With the equipment winding efficiency gains from transformers and motors, engineers must pay special attention to available fault current or available interrupting current (AIC) management. Higher efficiencies result in larger available fault current and, consequently, elevated arc flash hazards if not managed. NFPA 70E: Standard for Electrical Safety in the Workplace and contractor risk agents place safety above business continuity. Hence, minimizing AIC energy at the power distribution units is important to risk management within the data center space. Consideration should be given to current-limiting circuit breakers within the UPS distribution to lower fault energy and for selective coordination throughout the power chain. These efforts are a small undertaking for operational savings and enhanced safety.
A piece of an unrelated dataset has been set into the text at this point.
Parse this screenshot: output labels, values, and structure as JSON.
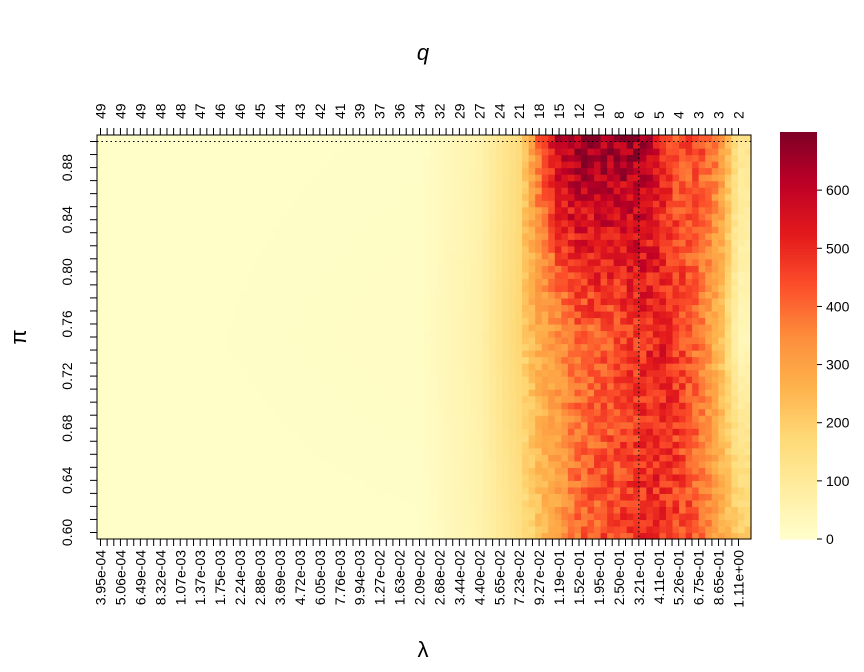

To address the most common and often most physically destructive fault condition, ground faults, and simultaneously maintain the highest degree of availability, engineers must consider pushing ground fault interruption further into the distribution. By using ground fault detection and interruption to isolated individual main distribution segments, main breakers can be engaged at different fault conditions. Avoiding main breaker ground fault interruption should be a priority. Main switchgear provided with optic fault detection and current reduction circuitry—a relative newcomer to selective coordination—can isolate faults to switchgear compartments. Not to be disregarded, engineers may employ a high-resistance grounding design that allows ground faults to be sustained at lower energies until the location can be identified. Each approach comes with benefits and compromises that engineers must evaluate based on the electrical distribution strategy employed.
Electrical engineers also must pay close attention to the site’s soil conductivity when significant power conductors are located underground or under slabs. Energy losses from continuous high load factors require careful analysis to accurately size these underground feeders for the heating effects unique to the data center’s continuous loads. Following the analysis of load factors, concrete encasement, feeder oversizing, and spreading duct banks are to be expected to reduce the heating effects that data center load profiles create. In addition, soil reports allow accurate grounding calculations and identify the water table depth. Grounds that can reach the water table are very beneficial because of their low impedance.
New cloud-based data centers have pressed ever-higher power densities and load factors, which create a strong undertow for efficiency. To achieve 10 to 30 kW (or more) per rack load, designs may require the addition of cooling liquids to the rack, closely coupled redundant cooling, and thermal storage systems. Engineers must balance PUE and electrical efficiency with availability when designing data center electrical distribution systems that are in close proximity to water and other cooling liquids. The unique demands of creating an always-on and serviceable design that acknowledges failure potential—even those in response to water leaks at the rack level—are very critical. How operators will service an event without an outage remains a serious component in every design response.